By Rich Bockmann
Winter may be the time of year to pack on a few extra pounds of padding to insulate oneself against the polar vortex, but that doesn’t mean you have to put your healthy eating habits into hibernation until the spring.
A handful of green markets across the borough offer fresh food year-round, even in the dead of winter.
“If you go to the supermarket, they still have produce, but it’s imported from outside the area,” said Dr. Marcy Stein-Albert, who helped establish the year-round greenmarket at Queens Hospital Center in Jamaica Hills a few years ago. “We make the case that folks should be buying it in season at the market.”
Fresh foodstuffs like kale, sweet potatoes, beets and celery are grown in hothouses at upstate farms and trucked to the lobby of the hospital’s ambulatory care pavilion every Friday when the market is open to patients, staff and the public from 8 a.m. to 4 p.m.
“They come from an hour and a half away and they’re picked at the peak of freshness when all the nutrients are there,” the pediatrics doctor said. “It’s great.”
Stein-Albert helped start the market about five years ago as an extension of the pediatric department’s healthy lifestyles program, and she said it offers a great alternative to unhealthy habits, such as those that may be reinforced by seasonal affective disorder.
“The vending machines have, let’s say, questionable choices,” she said.
A pair of the GrowNYC markets whose annual return across the city marks the changing of seasons, are open year-round as well.
Both the Forest Hills greenmarket, at Queens Boulevard and 70th Avenue, and the Jackson Heights outpost, at 34th Avenue and 78th Street, are open Sundays and accept food stamps and Women, Infants and Children/Farmers’ Market Nutrition Program coupons.

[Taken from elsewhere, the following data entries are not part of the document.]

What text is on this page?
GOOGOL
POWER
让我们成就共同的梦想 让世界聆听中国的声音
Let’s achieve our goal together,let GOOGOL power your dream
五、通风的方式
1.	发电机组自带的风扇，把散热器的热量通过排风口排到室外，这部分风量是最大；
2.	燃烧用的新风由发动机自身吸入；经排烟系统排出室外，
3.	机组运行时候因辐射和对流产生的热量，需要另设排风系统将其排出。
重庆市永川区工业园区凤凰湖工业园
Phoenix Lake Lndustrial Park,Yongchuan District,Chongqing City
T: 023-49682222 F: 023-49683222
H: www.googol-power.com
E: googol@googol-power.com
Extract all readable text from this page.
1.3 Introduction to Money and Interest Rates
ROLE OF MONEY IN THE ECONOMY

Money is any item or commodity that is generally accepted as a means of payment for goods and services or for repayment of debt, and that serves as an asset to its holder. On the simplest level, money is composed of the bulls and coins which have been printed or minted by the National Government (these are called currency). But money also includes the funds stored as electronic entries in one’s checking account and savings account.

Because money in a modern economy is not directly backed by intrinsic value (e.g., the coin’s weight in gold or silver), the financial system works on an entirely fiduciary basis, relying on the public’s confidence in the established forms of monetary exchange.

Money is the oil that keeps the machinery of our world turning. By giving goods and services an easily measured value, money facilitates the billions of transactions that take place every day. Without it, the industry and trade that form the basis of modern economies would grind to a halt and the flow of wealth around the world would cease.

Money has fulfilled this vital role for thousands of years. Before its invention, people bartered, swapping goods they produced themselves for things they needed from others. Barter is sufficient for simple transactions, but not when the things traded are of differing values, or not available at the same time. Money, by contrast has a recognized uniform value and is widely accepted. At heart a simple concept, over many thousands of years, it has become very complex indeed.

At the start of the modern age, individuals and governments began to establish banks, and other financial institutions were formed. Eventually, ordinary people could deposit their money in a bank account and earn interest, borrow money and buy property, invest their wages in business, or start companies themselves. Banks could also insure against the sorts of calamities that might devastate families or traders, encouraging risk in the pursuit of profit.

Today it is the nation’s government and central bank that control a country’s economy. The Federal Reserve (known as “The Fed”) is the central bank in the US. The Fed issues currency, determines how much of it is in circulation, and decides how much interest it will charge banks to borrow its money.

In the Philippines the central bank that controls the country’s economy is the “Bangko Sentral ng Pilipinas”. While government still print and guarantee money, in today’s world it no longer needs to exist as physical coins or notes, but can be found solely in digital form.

The market at Forest Hills, in front of the post office, is open from 8 a.m. to 3 p.m. and features exclusively in the winter beef, pork, chicken and eggs from Haywood’s Fresh farm in Columbia County in the Hudson Valley.
The region’s Ronnybrook Farm Dairy also offers Empire State milk, yogurt, butter and ice cream.
In Jackson Heights, shoppers who turn exclusively into carnivores this time of year can drop in between 8 a.m. and 2 p.m. to peruse offerings such as turkeys from DiPaola Turkeys in New Jersey, grass-fed and grain-finished Angus beef from Maple Avenue Farm in central New York and heritage-breed ducks from Hudson Valley Duck Farm in Sullivan County.
Both markets also host composting events where food scraps can be transformed into nutrient-rich soils to be used by parks, conservation groups, community gardeners and street-tree caretakers — once the ground thaws, that is.